Could cancellation or restarting payments make inflation worse?

The Biden administration’s message is that coupling cancellation with restarting student loan payments would offset any broader impact on inflation that cancellation could have, according to a May press briefing by White House National Economic Council Director Brian Deese.

Logically, if you restart student loan payments, borrowers will have less money to spend on other things. Edwards says that would reduce demand and could, therefore, be anti-inflationary.

And the fears about cancellation worsening inflation are likely overstated, according to Alí R. Bustamante, deputy director of the Worker Power and Economic Security program at Roosevelt Institute, a liberal think tank. He says cancellation would likely have little impact on inflation — and subsequently the prices you’re paying for goods and services.

It all comes down to why inflation is high in the first place: it’s due to snarled supply chains, not because consumers have more money to spend, Bustamante says. Again, cancellation doesn’t put more money in people’s pockets, rather it removes the constraint of debt.

Cancellation would make a big difference to individuals’ long term financial prospects.

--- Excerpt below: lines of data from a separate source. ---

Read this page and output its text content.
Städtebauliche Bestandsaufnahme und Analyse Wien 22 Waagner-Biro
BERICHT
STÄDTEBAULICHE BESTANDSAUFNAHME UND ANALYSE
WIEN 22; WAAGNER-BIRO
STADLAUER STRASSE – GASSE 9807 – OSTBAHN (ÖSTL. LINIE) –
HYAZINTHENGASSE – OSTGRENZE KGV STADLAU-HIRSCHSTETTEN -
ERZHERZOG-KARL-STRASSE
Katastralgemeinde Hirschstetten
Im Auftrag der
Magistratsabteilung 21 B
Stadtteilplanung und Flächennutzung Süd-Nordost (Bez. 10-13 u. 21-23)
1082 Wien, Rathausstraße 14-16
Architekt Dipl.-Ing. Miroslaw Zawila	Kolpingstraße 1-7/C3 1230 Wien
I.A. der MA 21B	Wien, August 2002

But on a broader scale, even full cancellation — all $1.7 trillion of it — wouldn’t do much to inflation, Bustamante says.

“It would be insignificant in the short and the long term, given the broader scale of it,” he says. Canceling all $1.7 trillion debt would have an impact on the 43 million borrowers with debt, but their families and dependents would feel the effects, as well, Bustamante points out. “If you’re measuring impact, $1.7 trillion distribution is minute,” he adds. “I think it underscores just how large the American economy is.”

Still, there isn’t a clear consensus as to how cancellation would impact inflation. Others insist it would add to inflation, such as the Committee for a Responsible Federal Budget, a right-center public policy organization,

“There are people who don’t like student loan cancellation as a policy who will say it will make it worse and there are people who love the student loan cancellation policy and they’ll say student loan cancellation will make it better,” Edwards says. “They’re using the … hot issue of the day economically to make their point.”

In fact, the lack of detail around cancellation and the restart of payments has given everyone with a stake in the issue room to make their point — except borrowers, who can only wait and see.